= Sheffield Phelps =

American businessman and philanthropist (1920–2006)

Sheffield Phelps (1921–2006) was an American businessperson, and a prominent figure in the art community. He was the scion of an old New England family who moved to Washington state and rose to become president of Seafirst Mortgage company, the Seattle Opera Board, and the Pacific Northwest Ballet. He left behind a remarkable record in business and civic life, most notably as a financial and organizational pillar for the Pacific Northwest Ballet.

Descended from a family that landed in Massachusetts in 1634, he grew up in New England, preparing for college at St. Mark's School in Southborough, Massachusetts and attending Yale University. He served as a United States Marine Corps Major during World War II, flying 92 missions with reconnaissance planes and earning the Distinguished Flying Cross.

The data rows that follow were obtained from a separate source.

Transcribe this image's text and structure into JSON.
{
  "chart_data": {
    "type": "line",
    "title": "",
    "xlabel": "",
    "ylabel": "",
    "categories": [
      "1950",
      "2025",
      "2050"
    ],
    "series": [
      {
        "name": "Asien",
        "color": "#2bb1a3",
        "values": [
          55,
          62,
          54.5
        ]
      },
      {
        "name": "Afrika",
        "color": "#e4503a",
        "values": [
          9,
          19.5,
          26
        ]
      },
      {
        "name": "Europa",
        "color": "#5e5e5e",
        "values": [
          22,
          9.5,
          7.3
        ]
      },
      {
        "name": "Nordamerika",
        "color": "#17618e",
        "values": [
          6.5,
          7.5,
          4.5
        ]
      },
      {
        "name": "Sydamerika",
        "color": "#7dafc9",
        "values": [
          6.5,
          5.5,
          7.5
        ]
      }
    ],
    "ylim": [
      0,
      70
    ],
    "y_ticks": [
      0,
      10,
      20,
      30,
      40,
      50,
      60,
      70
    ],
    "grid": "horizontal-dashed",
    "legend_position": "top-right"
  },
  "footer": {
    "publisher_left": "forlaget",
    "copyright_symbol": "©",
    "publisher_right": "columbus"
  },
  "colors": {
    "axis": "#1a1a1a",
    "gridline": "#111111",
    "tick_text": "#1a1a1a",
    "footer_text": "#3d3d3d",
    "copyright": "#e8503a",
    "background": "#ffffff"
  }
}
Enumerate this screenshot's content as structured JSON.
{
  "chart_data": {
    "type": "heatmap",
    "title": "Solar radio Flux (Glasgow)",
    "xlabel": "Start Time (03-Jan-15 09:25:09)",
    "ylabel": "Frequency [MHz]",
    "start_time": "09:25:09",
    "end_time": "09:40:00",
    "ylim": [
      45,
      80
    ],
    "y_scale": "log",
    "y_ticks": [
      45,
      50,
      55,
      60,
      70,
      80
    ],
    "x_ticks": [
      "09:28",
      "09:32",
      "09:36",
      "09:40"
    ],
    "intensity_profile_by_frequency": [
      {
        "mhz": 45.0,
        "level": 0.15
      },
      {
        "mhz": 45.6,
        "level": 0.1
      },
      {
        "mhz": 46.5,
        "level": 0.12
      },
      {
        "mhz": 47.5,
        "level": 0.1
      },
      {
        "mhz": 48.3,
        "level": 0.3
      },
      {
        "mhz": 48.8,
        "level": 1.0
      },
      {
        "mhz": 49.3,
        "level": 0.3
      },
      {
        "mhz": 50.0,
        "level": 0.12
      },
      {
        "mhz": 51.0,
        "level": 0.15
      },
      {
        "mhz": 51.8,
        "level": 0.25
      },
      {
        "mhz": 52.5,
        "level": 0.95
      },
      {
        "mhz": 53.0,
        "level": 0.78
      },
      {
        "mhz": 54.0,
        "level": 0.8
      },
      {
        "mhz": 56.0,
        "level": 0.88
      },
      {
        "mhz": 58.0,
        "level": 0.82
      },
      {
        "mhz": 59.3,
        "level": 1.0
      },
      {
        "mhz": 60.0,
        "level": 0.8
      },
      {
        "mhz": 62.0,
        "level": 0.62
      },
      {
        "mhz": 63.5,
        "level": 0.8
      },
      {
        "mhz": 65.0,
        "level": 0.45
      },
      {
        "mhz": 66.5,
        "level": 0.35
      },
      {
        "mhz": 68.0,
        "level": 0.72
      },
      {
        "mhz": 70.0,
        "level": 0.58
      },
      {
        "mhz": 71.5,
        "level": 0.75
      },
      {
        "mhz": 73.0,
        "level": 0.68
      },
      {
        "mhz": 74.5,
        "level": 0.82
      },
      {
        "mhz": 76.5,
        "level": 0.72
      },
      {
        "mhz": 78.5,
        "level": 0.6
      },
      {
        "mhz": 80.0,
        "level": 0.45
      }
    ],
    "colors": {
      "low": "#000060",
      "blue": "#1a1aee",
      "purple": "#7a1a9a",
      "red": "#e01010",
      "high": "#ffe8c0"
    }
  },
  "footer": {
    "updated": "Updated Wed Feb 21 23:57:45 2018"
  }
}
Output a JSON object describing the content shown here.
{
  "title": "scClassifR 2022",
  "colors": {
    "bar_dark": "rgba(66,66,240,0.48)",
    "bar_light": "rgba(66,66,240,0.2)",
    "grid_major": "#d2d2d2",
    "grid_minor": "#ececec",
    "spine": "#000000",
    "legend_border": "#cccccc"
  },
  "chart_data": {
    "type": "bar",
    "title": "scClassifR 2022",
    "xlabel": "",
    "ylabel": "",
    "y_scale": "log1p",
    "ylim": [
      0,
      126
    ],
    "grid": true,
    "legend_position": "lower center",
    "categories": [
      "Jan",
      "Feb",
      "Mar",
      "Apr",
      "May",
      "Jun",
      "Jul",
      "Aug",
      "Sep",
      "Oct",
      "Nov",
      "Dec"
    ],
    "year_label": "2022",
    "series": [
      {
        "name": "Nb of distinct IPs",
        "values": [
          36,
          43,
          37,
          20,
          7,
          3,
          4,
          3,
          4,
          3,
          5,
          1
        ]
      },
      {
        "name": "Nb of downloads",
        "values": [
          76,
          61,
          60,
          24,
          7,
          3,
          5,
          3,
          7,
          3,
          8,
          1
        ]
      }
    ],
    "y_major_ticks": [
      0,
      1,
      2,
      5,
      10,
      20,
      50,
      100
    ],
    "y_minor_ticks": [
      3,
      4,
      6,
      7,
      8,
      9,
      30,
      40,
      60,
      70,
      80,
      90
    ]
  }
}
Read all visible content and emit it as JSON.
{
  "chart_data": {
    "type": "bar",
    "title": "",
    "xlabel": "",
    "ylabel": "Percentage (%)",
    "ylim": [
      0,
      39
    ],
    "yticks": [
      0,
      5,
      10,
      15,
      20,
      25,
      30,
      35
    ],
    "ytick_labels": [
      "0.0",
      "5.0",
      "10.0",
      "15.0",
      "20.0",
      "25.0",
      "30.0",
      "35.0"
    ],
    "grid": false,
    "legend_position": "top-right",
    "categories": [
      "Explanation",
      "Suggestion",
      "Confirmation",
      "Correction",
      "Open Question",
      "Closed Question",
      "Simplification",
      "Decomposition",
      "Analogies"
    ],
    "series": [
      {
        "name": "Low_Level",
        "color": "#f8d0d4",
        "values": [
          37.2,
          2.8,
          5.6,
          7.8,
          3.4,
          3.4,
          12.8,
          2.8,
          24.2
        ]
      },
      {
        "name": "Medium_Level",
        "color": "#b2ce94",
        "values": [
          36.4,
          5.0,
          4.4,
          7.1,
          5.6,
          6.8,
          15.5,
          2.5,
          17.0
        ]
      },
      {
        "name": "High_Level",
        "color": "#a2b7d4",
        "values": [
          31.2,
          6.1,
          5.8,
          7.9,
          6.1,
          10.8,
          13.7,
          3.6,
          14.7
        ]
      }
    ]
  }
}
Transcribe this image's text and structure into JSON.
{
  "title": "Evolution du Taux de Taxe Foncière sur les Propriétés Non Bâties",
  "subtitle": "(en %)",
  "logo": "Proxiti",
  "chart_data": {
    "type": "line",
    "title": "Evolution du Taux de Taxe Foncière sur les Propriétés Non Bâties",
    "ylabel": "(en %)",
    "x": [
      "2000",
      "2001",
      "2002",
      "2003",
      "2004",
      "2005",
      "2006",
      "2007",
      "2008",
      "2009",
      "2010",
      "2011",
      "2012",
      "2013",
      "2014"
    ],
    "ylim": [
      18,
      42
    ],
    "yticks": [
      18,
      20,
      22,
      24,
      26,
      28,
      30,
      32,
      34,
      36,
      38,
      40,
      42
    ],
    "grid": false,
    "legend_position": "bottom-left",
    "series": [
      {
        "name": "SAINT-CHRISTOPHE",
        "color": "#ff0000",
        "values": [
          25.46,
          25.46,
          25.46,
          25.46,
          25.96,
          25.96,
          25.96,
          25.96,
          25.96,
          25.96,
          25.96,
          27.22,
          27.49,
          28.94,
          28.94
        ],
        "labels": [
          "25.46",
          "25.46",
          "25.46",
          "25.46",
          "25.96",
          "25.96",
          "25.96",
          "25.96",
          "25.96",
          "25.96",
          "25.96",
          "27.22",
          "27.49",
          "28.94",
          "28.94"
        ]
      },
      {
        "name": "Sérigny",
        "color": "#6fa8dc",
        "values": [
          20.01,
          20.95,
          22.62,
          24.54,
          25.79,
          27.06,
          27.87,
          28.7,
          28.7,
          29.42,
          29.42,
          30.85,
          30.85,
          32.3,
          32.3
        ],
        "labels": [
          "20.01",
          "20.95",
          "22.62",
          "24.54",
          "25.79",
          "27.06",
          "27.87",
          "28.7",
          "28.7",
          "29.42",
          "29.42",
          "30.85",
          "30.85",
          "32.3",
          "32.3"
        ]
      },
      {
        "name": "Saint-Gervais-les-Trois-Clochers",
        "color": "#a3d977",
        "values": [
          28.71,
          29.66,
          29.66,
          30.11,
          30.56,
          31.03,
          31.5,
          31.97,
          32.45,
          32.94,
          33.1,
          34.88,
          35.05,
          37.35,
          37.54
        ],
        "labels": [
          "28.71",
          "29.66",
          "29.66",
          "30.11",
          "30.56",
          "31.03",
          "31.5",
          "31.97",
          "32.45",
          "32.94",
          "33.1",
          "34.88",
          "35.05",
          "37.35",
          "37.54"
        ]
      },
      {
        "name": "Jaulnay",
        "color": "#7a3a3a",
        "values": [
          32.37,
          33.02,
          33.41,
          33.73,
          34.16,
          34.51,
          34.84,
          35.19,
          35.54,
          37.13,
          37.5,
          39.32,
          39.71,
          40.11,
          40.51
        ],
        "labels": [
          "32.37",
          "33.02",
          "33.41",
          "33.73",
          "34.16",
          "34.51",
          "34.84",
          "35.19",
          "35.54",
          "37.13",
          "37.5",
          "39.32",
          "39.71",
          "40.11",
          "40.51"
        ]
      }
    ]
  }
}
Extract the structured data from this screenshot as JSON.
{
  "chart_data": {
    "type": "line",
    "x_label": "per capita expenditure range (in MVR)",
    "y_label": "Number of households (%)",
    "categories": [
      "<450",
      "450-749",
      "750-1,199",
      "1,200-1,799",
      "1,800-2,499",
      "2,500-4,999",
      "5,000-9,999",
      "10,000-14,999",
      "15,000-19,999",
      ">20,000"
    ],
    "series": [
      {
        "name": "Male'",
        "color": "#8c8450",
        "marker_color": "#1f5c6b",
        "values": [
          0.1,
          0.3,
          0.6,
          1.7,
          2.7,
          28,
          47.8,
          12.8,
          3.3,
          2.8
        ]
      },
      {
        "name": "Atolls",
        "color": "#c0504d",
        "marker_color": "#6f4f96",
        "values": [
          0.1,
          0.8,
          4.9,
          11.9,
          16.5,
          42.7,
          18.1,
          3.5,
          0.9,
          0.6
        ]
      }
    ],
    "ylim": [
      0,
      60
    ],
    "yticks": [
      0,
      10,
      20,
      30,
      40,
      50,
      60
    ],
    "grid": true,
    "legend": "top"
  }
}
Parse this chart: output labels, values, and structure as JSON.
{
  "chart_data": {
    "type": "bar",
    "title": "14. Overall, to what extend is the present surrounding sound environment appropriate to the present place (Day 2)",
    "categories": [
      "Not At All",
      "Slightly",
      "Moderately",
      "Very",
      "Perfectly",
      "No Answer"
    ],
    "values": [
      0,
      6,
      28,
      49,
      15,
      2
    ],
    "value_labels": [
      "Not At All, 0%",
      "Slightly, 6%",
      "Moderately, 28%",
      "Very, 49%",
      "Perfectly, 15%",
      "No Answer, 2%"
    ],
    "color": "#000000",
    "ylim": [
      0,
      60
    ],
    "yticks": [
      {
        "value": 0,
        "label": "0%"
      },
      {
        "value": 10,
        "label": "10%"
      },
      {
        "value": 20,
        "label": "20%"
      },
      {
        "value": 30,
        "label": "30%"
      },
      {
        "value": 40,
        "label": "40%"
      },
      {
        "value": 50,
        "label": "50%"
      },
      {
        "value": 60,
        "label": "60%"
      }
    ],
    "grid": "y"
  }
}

He was president of the Seattle Opera board when it helped launch the Pacific Northwest Ballet. He joined the new venture as board president, and in 1977 helped recruit the company's founding artistic directors, Kent Stowell and Francia Russell. The company's headquarters, the Phelps Center, bears his name. "Without him, there would not be Pacific Northwest Ballet," Stowell said.

Phelps' financial skills helped the ballet become a national model, and he never asked for artistic sacrifices to make the books balance, Stowell said.